Cultural and Competitive Factors

Simulation rates vary across leagues and national football cultures, though it appears throughout the global game. Coaches and players respond to the incentive structure they operate in — where simulation is rarely punished and often rewards teams, it becomes tactically embedded. Some analysts also argue that the physicality of defending at elite level means many “dives” start as genuine attempts to protect the body from hard challenges.

How Football Is Addressing Flopping

The sport has developed several tools to reduce simulation:

Yellow cards for simulation — Under Law 12, deliberate simulation is an unsporting behaviour offence punishable by a yellow card. In practice, referees issue these less often than the rule might suggest, partly due to the difficulty of certainty.

VAR (Video Assistant Referee) — Introduced across top competitions including the FIFA World Cup, UEFA Champions League, and major domestic leagues, VAR allows review of penalty decisions and can both overturn wrongly awarded penalties and flag cases where simulation was used to deceive the referee.

Retrospective punishment — Some leagues have trialled disciplinary panels that review footage after a match and issue additional bans for clear cases of simulation that went unpunished during the game.

Referee education — FIFA and IFAB publish guidance helping referees identify the signs of simulation versus genuine foul reactions.

Does Flopping Work?

At the elite level with VAR, the success rate of simulation in the penalty area has decreased. However, simulation in non-VAR situations — outside the penalty area, in lower-level leagues, or in youth football — continues to be effective when referees are not able to review footage.

Quick summary: Soccer players flop (simulate) because the potential gain — a penalty, a dangerous free kick, or an opponent’s card — can be decisive in a low-scoring sport. It is a yellow-card offence under the Laws of the Game, and VAR has improved detection in top competitions, but it persists wherever the rewards outweigh the risk of punishment.
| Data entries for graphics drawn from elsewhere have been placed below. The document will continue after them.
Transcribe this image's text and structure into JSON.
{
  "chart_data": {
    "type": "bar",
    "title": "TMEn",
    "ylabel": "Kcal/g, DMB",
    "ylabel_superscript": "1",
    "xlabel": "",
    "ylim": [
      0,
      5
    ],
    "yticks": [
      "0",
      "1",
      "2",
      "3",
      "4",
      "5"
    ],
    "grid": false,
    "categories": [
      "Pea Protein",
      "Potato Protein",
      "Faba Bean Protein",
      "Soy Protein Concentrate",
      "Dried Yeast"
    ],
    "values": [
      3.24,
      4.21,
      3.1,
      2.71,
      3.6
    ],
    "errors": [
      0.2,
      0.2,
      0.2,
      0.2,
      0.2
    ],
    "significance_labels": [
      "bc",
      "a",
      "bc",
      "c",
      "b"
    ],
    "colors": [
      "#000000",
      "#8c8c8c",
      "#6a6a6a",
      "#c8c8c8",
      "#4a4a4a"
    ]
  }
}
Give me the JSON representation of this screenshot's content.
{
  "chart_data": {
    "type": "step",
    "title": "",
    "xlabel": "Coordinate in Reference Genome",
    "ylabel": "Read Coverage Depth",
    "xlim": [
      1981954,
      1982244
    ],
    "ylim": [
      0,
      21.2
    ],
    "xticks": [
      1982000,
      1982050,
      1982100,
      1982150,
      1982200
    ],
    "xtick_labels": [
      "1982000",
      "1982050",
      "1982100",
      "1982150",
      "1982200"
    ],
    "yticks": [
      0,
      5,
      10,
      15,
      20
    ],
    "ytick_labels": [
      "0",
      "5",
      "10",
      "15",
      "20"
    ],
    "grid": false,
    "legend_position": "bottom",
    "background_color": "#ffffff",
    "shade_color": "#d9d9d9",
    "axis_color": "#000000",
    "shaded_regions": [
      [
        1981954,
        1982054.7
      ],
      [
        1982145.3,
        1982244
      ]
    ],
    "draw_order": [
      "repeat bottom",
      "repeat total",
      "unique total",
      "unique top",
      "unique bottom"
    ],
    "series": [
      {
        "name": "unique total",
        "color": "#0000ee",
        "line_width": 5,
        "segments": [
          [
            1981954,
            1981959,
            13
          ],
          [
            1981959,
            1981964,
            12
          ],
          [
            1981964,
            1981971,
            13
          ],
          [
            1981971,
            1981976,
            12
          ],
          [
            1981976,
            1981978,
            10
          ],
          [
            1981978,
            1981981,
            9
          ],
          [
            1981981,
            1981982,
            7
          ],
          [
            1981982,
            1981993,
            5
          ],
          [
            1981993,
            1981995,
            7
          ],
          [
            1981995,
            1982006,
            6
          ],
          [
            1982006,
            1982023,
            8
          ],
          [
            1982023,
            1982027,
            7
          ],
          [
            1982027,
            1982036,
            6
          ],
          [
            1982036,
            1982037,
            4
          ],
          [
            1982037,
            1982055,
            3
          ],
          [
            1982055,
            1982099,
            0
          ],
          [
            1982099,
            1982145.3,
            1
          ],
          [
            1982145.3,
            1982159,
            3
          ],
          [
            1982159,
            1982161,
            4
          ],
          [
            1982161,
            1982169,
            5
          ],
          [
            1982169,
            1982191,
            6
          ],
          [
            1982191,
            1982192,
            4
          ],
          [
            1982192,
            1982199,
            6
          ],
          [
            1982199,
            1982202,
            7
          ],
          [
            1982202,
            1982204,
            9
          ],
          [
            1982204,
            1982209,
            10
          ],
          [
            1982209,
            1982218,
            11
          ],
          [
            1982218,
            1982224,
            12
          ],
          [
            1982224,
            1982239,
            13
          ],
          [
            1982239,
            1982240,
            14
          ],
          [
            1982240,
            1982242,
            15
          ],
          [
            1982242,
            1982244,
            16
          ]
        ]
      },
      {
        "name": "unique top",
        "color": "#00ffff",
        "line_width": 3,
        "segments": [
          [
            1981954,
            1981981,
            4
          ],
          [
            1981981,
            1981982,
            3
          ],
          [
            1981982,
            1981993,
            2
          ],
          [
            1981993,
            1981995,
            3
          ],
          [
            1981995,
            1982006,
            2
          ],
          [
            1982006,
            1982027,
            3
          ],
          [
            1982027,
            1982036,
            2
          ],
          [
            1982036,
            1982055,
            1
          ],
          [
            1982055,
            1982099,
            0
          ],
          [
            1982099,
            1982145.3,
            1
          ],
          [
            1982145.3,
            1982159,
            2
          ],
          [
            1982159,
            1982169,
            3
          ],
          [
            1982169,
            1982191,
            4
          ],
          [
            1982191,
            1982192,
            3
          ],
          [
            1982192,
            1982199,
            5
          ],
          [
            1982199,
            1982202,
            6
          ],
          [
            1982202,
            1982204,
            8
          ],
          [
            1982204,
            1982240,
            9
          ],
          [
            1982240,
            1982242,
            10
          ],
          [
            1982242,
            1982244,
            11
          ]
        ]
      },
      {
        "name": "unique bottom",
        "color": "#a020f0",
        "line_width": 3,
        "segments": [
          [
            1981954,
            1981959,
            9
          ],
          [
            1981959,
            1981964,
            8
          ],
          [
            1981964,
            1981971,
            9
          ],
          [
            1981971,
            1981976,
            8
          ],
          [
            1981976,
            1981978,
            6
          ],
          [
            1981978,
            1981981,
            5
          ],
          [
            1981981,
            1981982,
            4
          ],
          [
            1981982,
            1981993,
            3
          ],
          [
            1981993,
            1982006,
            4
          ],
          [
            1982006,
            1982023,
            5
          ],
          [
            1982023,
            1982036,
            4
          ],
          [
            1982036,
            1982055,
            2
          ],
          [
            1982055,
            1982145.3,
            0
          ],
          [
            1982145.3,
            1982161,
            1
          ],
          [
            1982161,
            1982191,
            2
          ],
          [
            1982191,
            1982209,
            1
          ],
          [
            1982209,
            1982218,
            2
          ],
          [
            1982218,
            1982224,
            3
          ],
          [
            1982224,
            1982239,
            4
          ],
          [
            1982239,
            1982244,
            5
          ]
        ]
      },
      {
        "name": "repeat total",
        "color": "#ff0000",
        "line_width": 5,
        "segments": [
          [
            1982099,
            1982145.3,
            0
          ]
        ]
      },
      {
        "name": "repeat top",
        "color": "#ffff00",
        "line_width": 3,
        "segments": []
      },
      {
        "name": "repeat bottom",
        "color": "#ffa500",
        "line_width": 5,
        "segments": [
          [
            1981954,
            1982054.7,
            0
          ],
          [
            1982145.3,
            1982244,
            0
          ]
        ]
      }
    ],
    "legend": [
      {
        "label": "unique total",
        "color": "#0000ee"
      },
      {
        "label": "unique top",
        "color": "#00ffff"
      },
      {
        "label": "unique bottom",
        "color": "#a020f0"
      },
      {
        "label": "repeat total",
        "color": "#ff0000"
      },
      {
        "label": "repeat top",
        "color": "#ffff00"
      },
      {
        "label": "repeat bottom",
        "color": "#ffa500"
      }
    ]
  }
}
Frequently asked questions

What is flopping called in soccer?+

In soccer, flopping is officially called simulation. It refers to a player deliberately falling or exaggerating contact to deceive the referee into awarding a free kick, penalty, or a card against an opponent.

What happens if a soccer player is caught diving?+

A player caught simulating a foul receives a yellow card for unsporting behaviour under Law 12 of the Laws of the Game. VAR (Video Assistant Referee) can also overturn wrongly awarded penalties and issue cards for simulation.

Why do referees not always punish diving in soccer?+

Referees must make split-second decisions with limited viewing angles, and the line between a genuine reaction to contact and deliberate simulation is often difficult to judge in real time. VAR has improved detection in top-level competitions.